2.2.4 Inferencial statistical tests

2.2.4.1 Shapiro-Wilk test

The Shapiro-Wilk Test is used to test the normality of a data set. The null-hypothesis (\(H_0\)) of this test is that the population is normally distributed. Thus, if the p-value is less than the chosen alpha level, then the null hypothesis is rejected and there is evidence that the data tested are not from a normally distributed population; in other words, the data are not normal. On the contrary, if the p-value is greater than the chosen alpha level, then the null hypothesis that the data came from a normally distributed population cannot be rejected (e.g., for an alpha level of 0.05, a data set with a p-value of 0.02 rejects the null hypothesis that the data come a normally distributed population). However, since the test is biased by sample size9, the test may be statistically significant from a normal distribution in any large samples. Thus a Q–Q plot is required for verification in addition to the test.
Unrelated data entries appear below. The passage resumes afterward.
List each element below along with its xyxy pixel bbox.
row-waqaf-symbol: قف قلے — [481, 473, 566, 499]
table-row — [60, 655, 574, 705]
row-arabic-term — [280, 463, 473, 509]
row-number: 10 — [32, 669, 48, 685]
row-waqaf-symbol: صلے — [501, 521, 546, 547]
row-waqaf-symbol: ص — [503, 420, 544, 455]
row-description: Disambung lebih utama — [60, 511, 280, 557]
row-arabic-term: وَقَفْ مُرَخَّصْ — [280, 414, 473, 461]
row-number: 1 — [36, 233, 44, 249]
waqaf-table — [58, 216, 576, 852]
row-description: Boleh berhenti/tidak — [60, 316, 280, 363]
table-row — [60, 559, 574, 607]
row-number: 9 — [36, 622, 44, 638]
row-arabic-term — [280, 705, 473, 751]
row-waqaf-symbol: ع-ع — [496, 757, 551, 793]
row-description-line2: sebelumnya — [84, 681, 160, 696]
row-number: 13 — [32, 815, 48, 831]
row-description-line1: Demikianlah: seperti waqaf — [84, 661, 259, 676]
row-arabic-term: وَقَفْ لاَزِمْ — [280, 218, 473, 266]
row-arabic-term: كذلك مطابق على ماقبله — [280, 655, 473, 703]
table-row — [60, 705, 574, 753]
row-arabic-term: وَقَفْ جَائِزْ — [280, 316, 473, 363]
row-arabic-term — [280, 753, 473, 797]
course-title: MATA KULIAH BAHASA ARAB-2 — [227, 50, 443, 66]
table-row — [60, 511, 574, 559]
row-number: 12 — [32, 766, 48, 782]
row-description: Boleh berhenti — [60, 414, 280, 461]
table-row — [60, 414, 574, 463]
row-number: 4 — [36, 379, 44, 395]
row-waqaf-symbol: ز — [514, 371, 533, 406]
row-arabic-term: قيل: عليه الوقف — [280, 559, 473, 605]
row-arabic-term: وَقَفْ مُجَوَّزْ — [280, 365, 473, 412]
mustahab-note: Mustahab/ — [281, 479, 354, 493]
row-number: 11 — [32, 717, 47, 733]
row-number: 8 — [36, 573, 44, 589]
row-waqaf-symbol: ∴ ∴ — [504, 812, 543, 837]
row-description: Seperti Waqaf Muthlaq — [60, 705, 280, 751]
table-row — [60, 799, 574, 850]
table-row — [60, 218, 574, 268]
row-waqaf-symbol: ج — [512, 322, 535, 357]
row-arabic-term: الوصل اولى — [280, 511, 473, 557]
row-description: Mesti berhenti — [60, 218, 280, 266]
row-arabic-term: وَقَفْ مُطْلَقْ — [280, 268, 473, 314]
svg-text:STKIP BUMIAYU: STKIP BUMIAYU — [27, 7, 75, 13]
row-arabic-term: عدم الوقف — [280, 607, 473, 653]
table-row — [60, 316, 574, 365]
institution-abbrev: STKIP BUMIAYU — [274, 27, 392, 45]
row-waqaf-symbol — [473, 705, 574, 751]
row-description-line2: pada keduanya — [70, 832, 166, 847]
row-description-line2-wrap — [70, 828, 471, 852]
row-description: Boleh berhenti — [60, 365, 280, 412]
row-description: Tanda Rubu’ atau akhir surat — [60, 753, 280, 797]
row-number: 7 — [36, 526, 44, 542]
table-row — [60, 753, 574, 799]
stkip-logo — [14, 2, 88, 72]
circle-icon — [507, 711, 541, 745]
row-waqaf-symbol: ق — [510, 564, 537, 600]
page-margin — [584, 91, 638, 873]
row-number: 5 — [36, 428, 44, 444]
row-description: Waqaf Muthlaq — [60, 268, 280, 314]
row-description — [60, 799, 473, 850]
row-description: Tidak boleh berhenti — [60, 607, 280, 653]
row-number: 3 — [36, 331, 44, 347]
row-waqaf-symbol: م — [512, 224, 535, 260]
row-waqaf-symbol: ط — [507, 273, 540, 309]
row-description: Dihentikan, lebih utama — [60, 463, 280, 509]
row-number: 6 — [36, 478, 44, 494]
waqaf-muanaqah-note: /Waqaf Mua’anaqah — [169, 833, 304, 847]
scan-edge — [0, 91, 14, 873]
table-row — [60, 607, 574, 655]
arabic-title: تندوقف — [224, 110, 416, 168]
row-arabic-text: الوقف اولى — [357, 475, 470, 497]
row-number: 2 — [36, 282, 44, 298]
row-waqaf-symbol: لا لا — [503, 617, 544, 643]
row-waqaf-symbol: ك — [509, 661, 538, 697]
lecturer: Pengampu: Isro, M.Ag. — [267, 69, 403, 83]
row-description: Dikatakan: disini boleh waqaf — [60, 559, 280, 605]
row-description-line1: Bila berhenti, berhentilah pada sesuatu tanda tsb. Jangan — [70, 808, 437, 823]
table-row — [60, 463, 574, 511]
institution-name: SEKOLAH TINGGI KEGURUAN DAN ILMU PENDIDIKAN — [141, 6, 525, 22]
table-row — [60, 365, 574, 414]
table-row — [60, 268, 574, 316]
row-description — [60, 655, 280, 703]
The function to perform the test in R is shapiro.test(). Be carefull, this command belongs to the nortest package. Remember to install and load it before you call the function.

shapiro.test(regression$Tavg)
## 
##  Shapiro-Wilk normality test
## 
## data:  regression$Tavg
## W = 0.97931, p-value = 0.001683

In the previous example the p-value obtained is 0.0016 <0.05. Therefore the null hypothesis of normality of the data is rejected and therefore we conclude that the variable T_avg is NOT NORMAL.

shapiro.test(regression$elevation)
## 
##  Shapiro-Wilk normality test
## 
## data:  regression$elevation
## W = 0.95158, p-value = 4.698e-07

2.2.4.2 Anderson-Darling test

The Anderson-Darling Test works similarly to the Shapiro-Wilk test. We test the null hypothesis of normality of the data and reject it if the p-value <0.05.

The function to perform the test is ad.test(), implemented inside the nortest package.

library(nortest)
ad.test(regression$elevation)
## 
##  Anderson-Darling normality test
## 
## data:  regression$elevation
## A = 3.7835, p-value = 1.849e-09

EXERCISE 4:

The objective of this exercise is to test the normality of the data used in Linear regression in R. Therefore, we must do the following for each variables:

  • Histogram of frequencies.
  • Box plot.
  • Q-Q plot.
  • Shapiro-Wilk test.
  • Anderson-Darling test.
  • Kolmogorov-Smirnov test1.

Deliverables:

  1. Create a script (.R file ) with the instructions used.
  2. Write a brief report to discuss about the normality of the variables. Include plots or any other supplementary information that supports your findings.

  1. Consider this as homework and check what this function does on your own. It suffices to say that returns a vector.

  2. Yes, we can also save plots into objects. In fact this is one of the foundations of the ggplot2 package, the most used one for plotting data, although quite difficult to comprehend at the begining.

  3. taken from http://data.library.virginia.edu/understanding-q-q-plots/

  4. It is best suited for samples with \(N<30\)

  5. Note that I use the terms calibrate, fit or adjust indistinctly.